> >

MK Hapus Ambang Batas Parlemen 4 Persen, Begini Tanggapan PPP

Rumah pemilu | 29 Februari 2024, 20:10 WIB
Ketua Majelis Pertimbangan DPP PPP Muhammad Romahurmuziy di Kantor DPP PPP, Jakarta, Kamis (5/1/2023) saat menghadiri acara peringatan hari lahir (harlah) ke-50 PPP. (Sumber: KOMPAS.com/NICHOLAS RYAN ADITYA)

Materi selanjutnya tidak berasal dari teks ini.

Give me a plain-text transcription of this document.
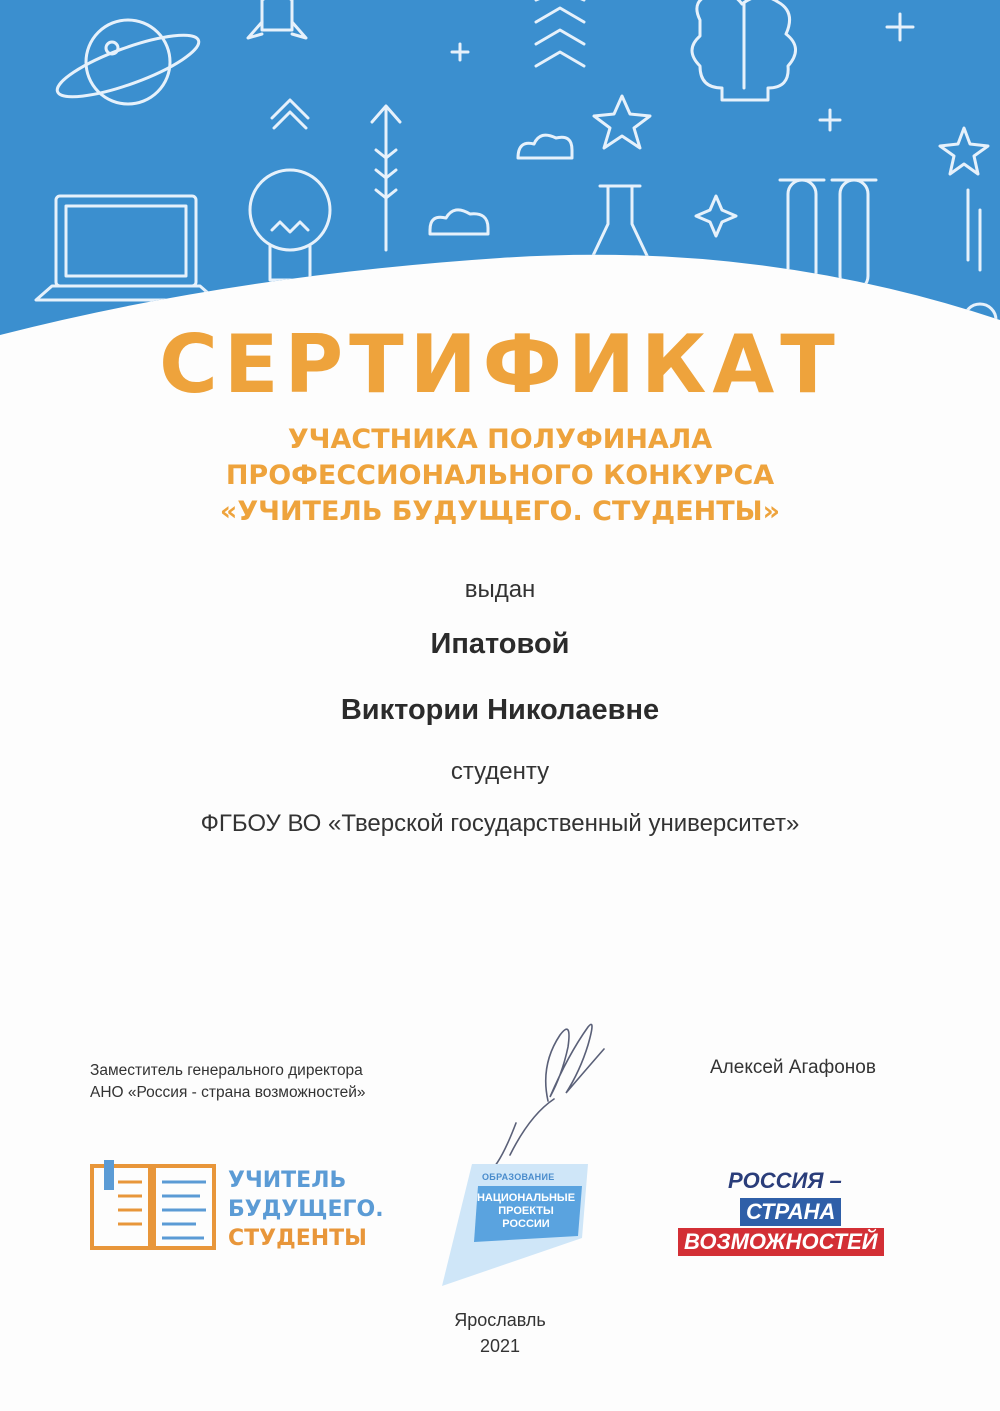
СЕРТИФИКАТ
УЧАСТНИКА ПОЛУФИНАЛА
ПРОФЕССИОНАЛЬНОГО КОНКУРСА
«УЧИТЕЛЬ БУДУЩЕГО. СТУДЕНТЫ»

выдан

Ипатовой

Виктории Николаевне

студенту

ФГБОУ ВО «Тверской государственный университет»

Заместитель генерального директора
АНО «Россия - страна возможностей»
Алексей Агафонов
УЧИТЕЛЬ
БУДУЩЕГО.
СТУДЕНТЫ
ОБРАЗОВАНИЕ
НАЦИОНАЛЬНЫЕ
ПРОЕКТЫ
РОССИИ
РОССИЯ –
СТРАНА
ВОЗМОЖНОСТЕЙ
Ярославль
2021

JAKARTA, KOMPAS TV - Ketua Majelis Pertimbangan Partai Persatuan Pembangunan (PPP) M Romahurmuziy menanggapi putusan Mahkamah Konstitusi (MK) tentang penerapan ambang batas parlemen sebesar 4 persen suara sah nasional sebagai dasar untuk menentukan perolehan kursi di parlemen. Adapun penghapusan ambang batas parlemen 4 persen itu tidak berlaku untuk Pemilu 2024, melainkan Pemilu 2029.

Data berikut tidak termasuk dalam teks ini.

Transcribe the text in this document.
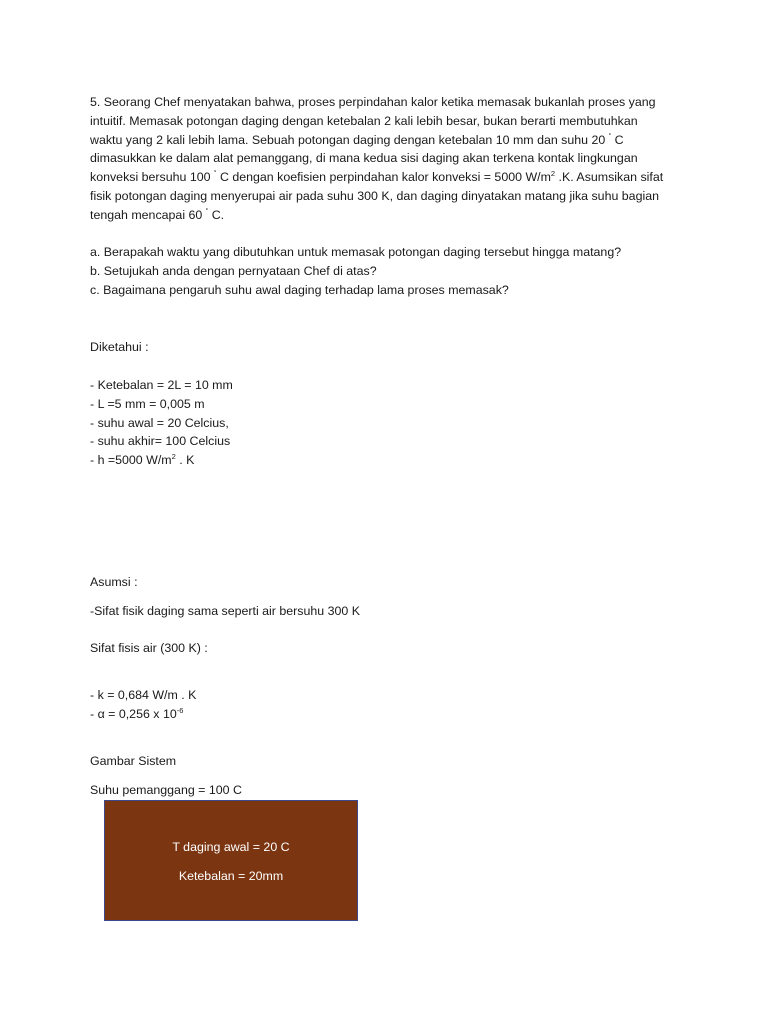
5. Seorang Chef menyatakan bahwa, proses perpindahan kalor ketika memasak bukanlah proses yang
intuitif. Memasak potongan daging dengan ketebalan 2 kali lebih besar, bukan berarti membutuhkan
waktu yang 2 kali lebih lama. Sebuah potongan daging dengan ketebalan 10 mm dan suhu 20 ˚ C
dimasukkan ke dalam alat pemanggang, di mana kedua sisi daging akan terkena kontak lingkungan
konveksi bersuhu 100 ˚ C dengan koefisien perpindahan kalor konveksi = 5000 $W/m^2$ .K. Asumsikan sifat
fisik potongan daging menyerupai air pada suhu 300 K, dan daging dinyatakan matang jika suhu bagian
tengah mencapai 60 ˚ C.
a. Berapakah waktu yang dibutuhkan untuk memasak potongan daging tersebut hingga matang?
b. Setujukah anda dengan pernyataan Chef di atas?
c. Bagaimana pengaruh suhu awal daging terhadap lama proses memasak?
Diketahui :
- Ketebalan = 2L = 10 mm
- L =5 mm = 0,005 m
- suhu awal = 20 Celcius,
- suhu akhir= 100 Celcius
- h =5000 $W/m^2$ . K
Asumsi :
-Sifat fisik daging sama seperti air bersuhu 300 K
Sifat fisis air (300 K) :
- k = 0,684 W/m . K
- α = 0,256 x $10^{-6}$
Gambar Sistem
Suhu pemanggang = 100 C
T daging awal = 20 C
Ketebalan = 20mm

Ia meminta Komisi Pemilihan Umum (KPU) RI untuk segera melakukan konsultasi ke MK. Dirinya berharap putusan tersebut dapat dijalankan pada Pemilu 2024. 

Baca Juga: MK Kabulkan Gugatan soal Ambang Batas Parlemen 4 Persen, Perintahkan Revisi UU Pemilu

"KPU sebaiknya segera berkonsultasi kepada MK, untuk melakukan perubahan peraturan KPU menyambut putusan ini, untuk segera diterapkan pada Pemilu 2024," kata pria yang karib disapa Romi itu kepada wartawan, Kamis (29/2/2024).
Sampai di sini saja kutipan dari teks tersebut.